Nürnberg (LiZ). Die Ämter zur Verwaltung der Arbeitslosigkeit haben im vergangenen Jahr deutlich mehr Sanktionen gegen Hartz-IV-Betroffene verhängt. In der Regel wird hierbei die Zahlung des Arbeitslosengeldes II (ALG II) um 30 Prozent gekürzt und dabei massiv unter das Existenzminimum abgesenkt.

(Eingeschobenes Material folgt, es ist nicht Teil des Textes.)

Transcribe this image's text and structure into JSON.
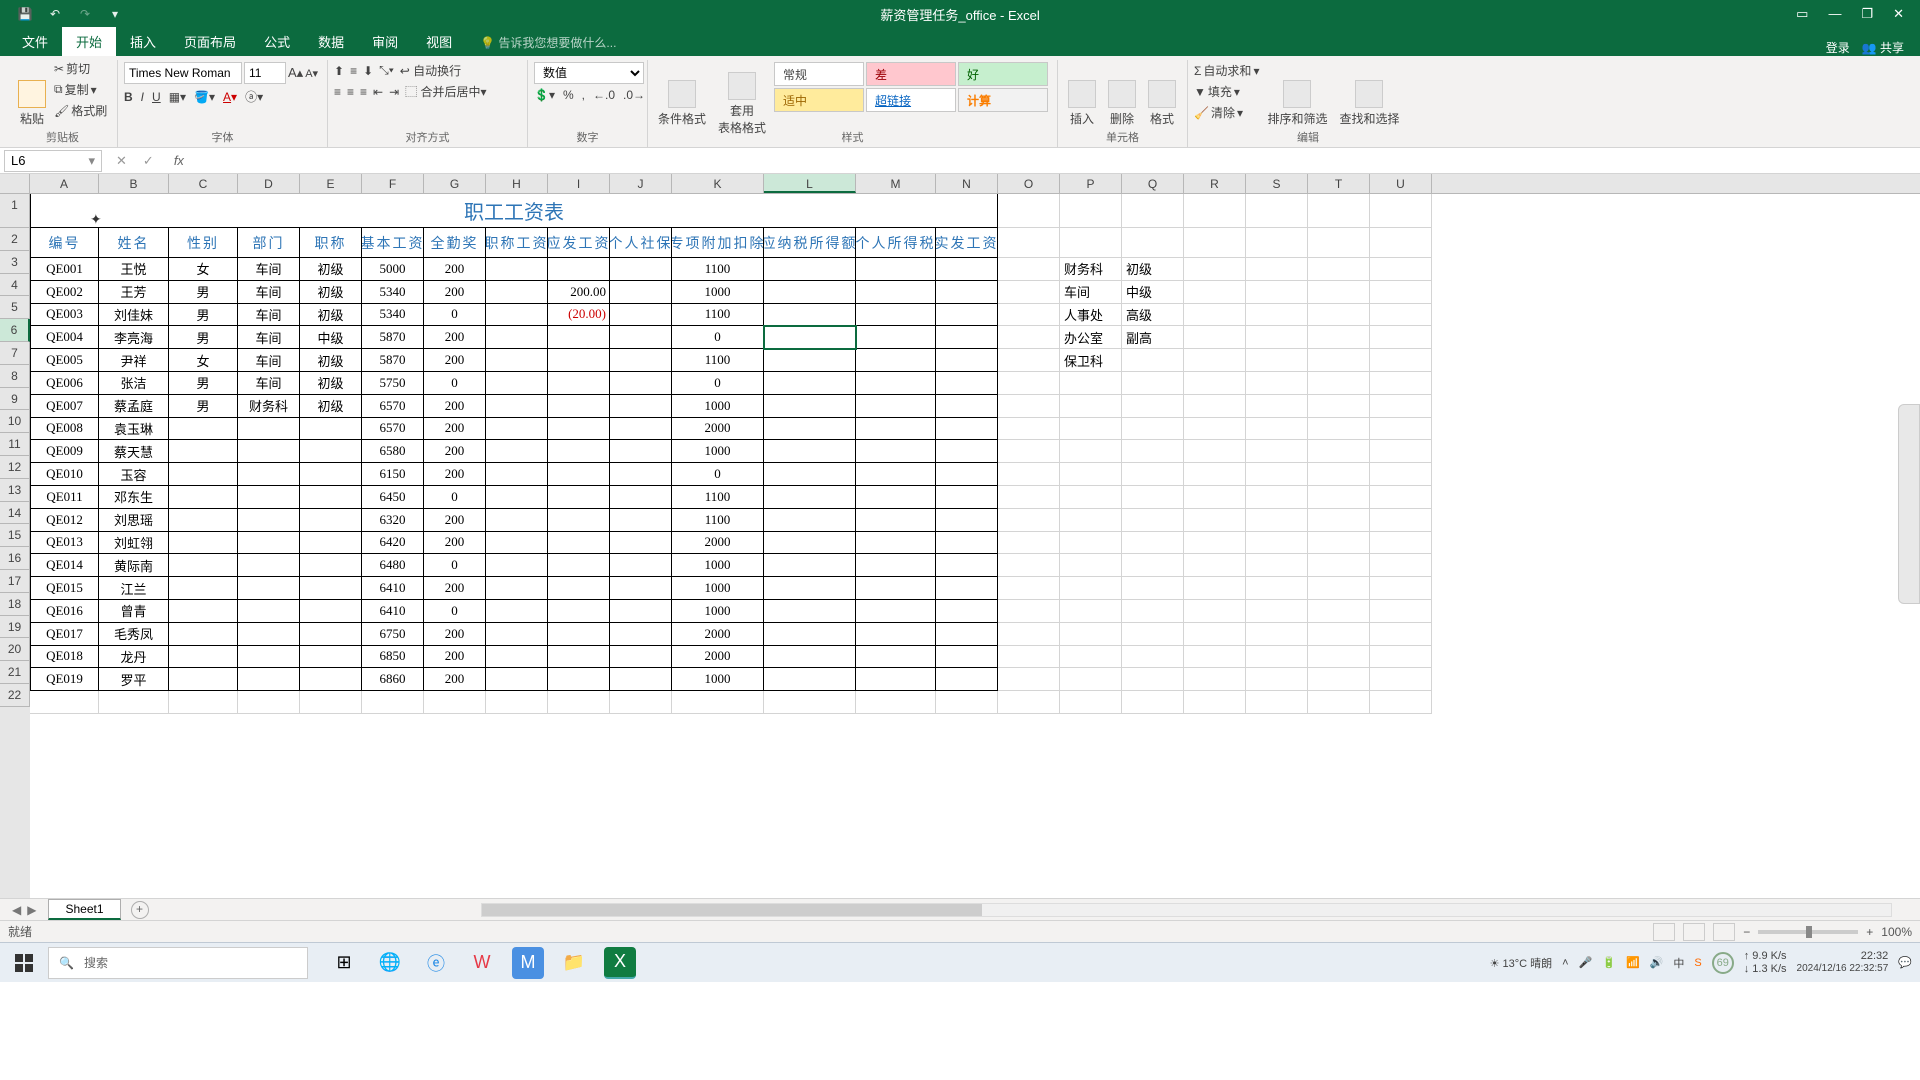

Insgesamt wurden nach offiziellen Angaben im Jahr 2011 in rund 912.000 Fällen (2010: 830.000) Hartz-IV-Betroffene mit Sanktionen traktiert. Dies entspricht einem Anstieg um über 10 Prozent. Zugleich hieß es von Seiten der Bundesanstalt für Arbeit(slosigkeit), dieser Anstieg sei nicht etwa Folge einer Zunahme beim Sozialmißbrauch, sondern verursacht durch die "gute Konjunktur". Den Betroffenen würden mehr offene Stellen vorgelegt, auf die sie sich bewerben müssen - und bei Verfehlungen würden ihnen dann Sanktionen auferlegt. Ein Sprecher der Bundesanstalt für Arbeit(slosigkeit) erklärte: "Die reinen Mißbrauchsfälle und Betrugsfälle steigen nicht an. Wir haben überwiegend Meldeversäumnisse." Die Sanktionen belaufen sich durchschnittlich auf eine Kürzung um monatlich 116 Euro. Auf die Verhältnisse von VW-Chef Martin Winterkorn umgerechnet entspräche dies einer Kürzung seines Jahres-Salärs um rund 5 Millionen Euro.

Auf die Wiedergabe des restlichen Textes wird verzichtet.